There was no answer. He tried to crane his neck around and see her but couldn't quite make it. There were only her hands around his waist, the nails showing the last chips of a red polish that had been put on by a bright, lively, talented young woman in a small English town.

'We're going for a ride,' Bill said, and he began to roll Silver forward toward Palmer Lane, listening to the gravel crunch under the tires. 'I want you to hold on, Audra. I think . . . I think I may go sort of f-f-fast.'

If I don't lose my guts.

He thought of the kid he had met earlier during his stay in Derry, when It had still been happening. You can't be careful on a skateboard, the kid had said.

Truer words were never spoken, kid.

'Audra? You ready?'

No answer. Had her hands tightened the tiniest bit across his middle? Probably just wishful thinking.
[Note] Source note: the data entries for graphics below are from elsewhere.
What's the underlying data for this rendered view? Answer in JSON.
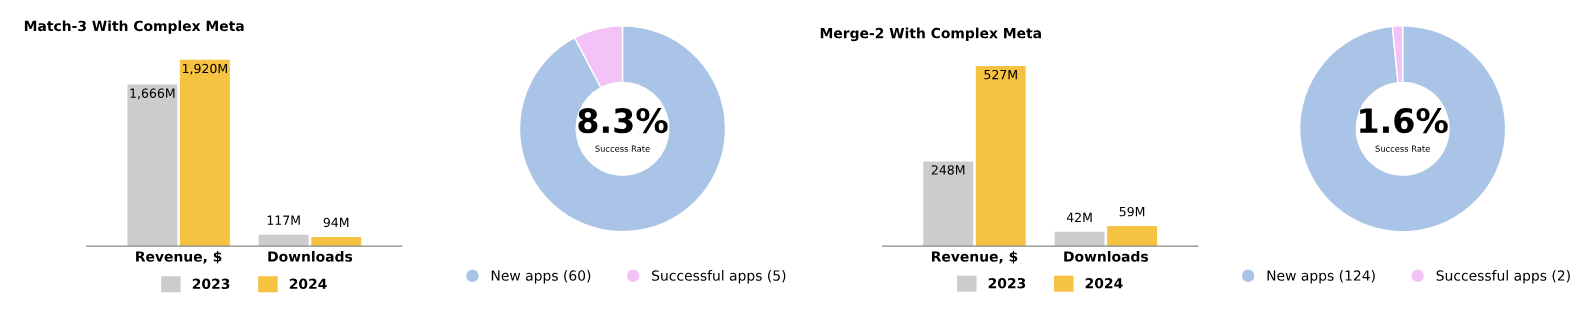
{
  "chart_data": [
    {
      "type": "bar",
      "title": "Match-3 With Complex Meta",
      "categories": [
        "Revenue, $",
        "Downloads"
      ],
      "legend": "bottom",
      "series": [
        {
          "name": "2023",
          "color": "#cccccc",
          "values": [
            1666,
            117
          ],
          "value_labels": [
            "1,666M",
            "117M"
          ]
        },
        {
          "name": "2024",
          "color": "#f5c242",
          "values": [
            1920,
            94
          ],
          "value_labels": [
            "1,920M",
            "94M"
          ]
        }
      ]
    },
    {
      "type": "donut",
      "categories": [
        "New apps (60)",
        "Successful apps (5)"
      ],
      "values": [
        60,
        5
      ],
      "colors": [
        "#a9c4e6",
        "#f3c3f7"
      ],
      "legend": "bottom",
      "annotations": [
        "8.3%",
        "Success Rate"
      ]
    },
    {
      "type": "bar",
      "title": "Merge-2 With Complex Meta",
      "categories": [
        "Revenue, $",
        "Downloads"
      ],
      "legend": "bottom",
      "series": [
        {
          "name": "2023",
          "color": "#cccccc",
          "values": [
            248,
            42
          ],
          "value_labels": [
            "248M",
            "42M"
          ]
        },
        {
          "name": "2024",
          "color": "#f5c242",
          "values": [
            527,
            59
          ],
          "value_labels": [
            "527M",
            "59M"
          ]
        }
      ]
    },
    {
      "type": "donut",
      "categories": [
        "New apps (124)",
        "Successful apps (2)"
      ],
      "values": [
        124,
        2
      ],
      "colors": [
        "#a9c4e6",
        "#f3c3f7"
      ],
      "legend": "bottom",
      "annotations": [
        "1.6%",
        "Success Rate"
      ]
    }
  ]
}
He reached the end of the driveway and looked right. Palmer Lane ran straight to Upper Main Street, where a left turn would take him onto the hill ru

(old bones break easy, Billy-boy)

ran through his mind almost too quickly to read and was gone. But . . .
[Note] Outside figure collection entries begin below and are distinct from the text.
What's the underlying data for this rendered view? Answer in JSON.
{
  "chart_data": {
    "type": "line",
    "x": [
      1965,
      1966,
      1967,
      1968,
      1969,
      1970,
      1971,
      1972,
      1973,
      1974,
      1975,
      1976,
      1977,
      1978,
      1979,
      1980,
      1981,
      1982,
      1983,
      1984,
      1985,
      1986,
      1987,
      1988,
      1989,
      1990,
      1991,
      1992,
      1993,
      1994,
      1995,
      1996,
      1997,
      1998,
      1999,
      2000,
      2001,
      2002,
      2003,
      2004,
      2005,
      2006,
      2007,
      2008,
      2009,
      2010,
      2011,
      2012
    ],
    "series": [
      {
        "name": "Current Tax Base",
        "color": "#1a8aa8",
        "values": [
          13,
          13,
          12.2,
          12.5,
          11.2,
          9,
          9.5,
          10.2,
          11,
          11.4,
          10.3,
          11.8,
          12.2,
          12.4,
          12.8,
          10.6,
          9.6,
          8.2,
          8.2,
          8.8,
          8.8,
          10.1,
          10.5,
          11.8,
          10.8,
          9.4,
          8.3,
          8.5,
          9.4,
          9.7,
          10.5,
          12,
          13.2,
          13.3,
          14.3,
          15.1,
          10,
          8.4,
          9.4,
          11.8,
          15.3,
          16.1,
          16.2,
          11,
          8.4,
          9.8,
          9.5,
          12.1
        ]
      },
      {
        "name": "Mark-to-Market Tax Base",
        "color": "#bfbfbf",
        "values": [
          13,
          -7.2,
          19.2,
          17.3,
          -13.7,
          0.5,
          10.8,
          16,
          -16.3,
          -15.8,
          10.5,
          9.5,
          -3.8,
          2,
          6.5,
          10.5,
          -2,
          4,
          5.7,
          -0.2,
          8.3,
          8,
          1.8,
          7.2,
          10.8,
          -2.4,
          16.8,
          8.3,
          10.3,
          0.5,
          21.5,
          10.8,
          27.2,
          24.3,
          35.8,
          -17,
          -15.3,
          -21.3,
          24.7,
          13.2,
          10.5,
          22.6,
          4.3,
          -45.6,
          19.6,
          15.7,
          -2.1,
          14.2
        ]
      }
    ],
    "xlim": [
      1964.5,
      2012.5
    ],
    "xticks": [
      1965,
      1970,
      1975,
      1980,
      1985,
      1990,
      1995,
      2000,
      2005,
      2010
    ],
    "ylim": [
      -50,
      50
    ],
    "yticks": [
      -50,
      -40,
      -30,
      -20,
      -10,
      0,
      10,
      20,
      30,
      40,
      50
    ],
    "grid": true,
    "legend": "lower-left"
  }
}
But it wasn't all disquiet, was it? No. It was desire as well . . . the feeling he'd had when he saw the kid walking along with the skateboard under his arm. The desire to go fast, to feel the wind race past you without knowing if you were racing toward or ru

Disquiet and desire. All the difference between world and want — the difference between being an adult who counted the cost and a child who just got on it and went, for instance. All the world between. Yet not that much difference at all. Bedfellows, really. The way you felt when the roller –coaster car approached the top of the first steep grade, where the ride really begins.

Disquiet and desire. What you want and what you're scared to try for. Where you've been and where you want to go. Something in a rock-and –roll song about wanting the girl, the car, the place to stand and be. Oh please God can you dig it.

Bill closed his eyes for a moment, feeling the soft dead weight of his wife behind him, feeling the hill somewhere ahead of him, feeling his own heart inside him.

Be brave, be true, stand.

He began to push Silver forward again. 'You want to rock and roll a little, Audra?'

No answer. But that was all right. He was ready.

'Hold on, then.'

He began to pedal. It was hard going at first. Silver wobbled alarmingly back and forth, Audra's weight adding to the imbalance . . . yet she must be doing some balancing, even unconsciously, or they would have crashed right away. Bill stood on the pedals, hands squeezing the handlegrips with maniacal tightness, his head turned skyward, his eyes slits, the cords on his neck standing out.

Go

(no you ain't go for it Bill go for it go for the son of a bitch)

He stood on the pedals, revolving them, feeling every cigarette he'd smoked over the last twenty years in his elevated blood-pressure and the race of his heart. Fuck that, too! he thought, and the rush of crazy exhilaration made him grin.

The playing cards, which had been firing isolated shots, now began to click-clock faster. They were new, nice new Bikes, and they made a good loud sound. Bill felt the first touch of breeze on his bald pate, and his grin widened. I made that breeze, he thought. I made it bypumping these damn pedals.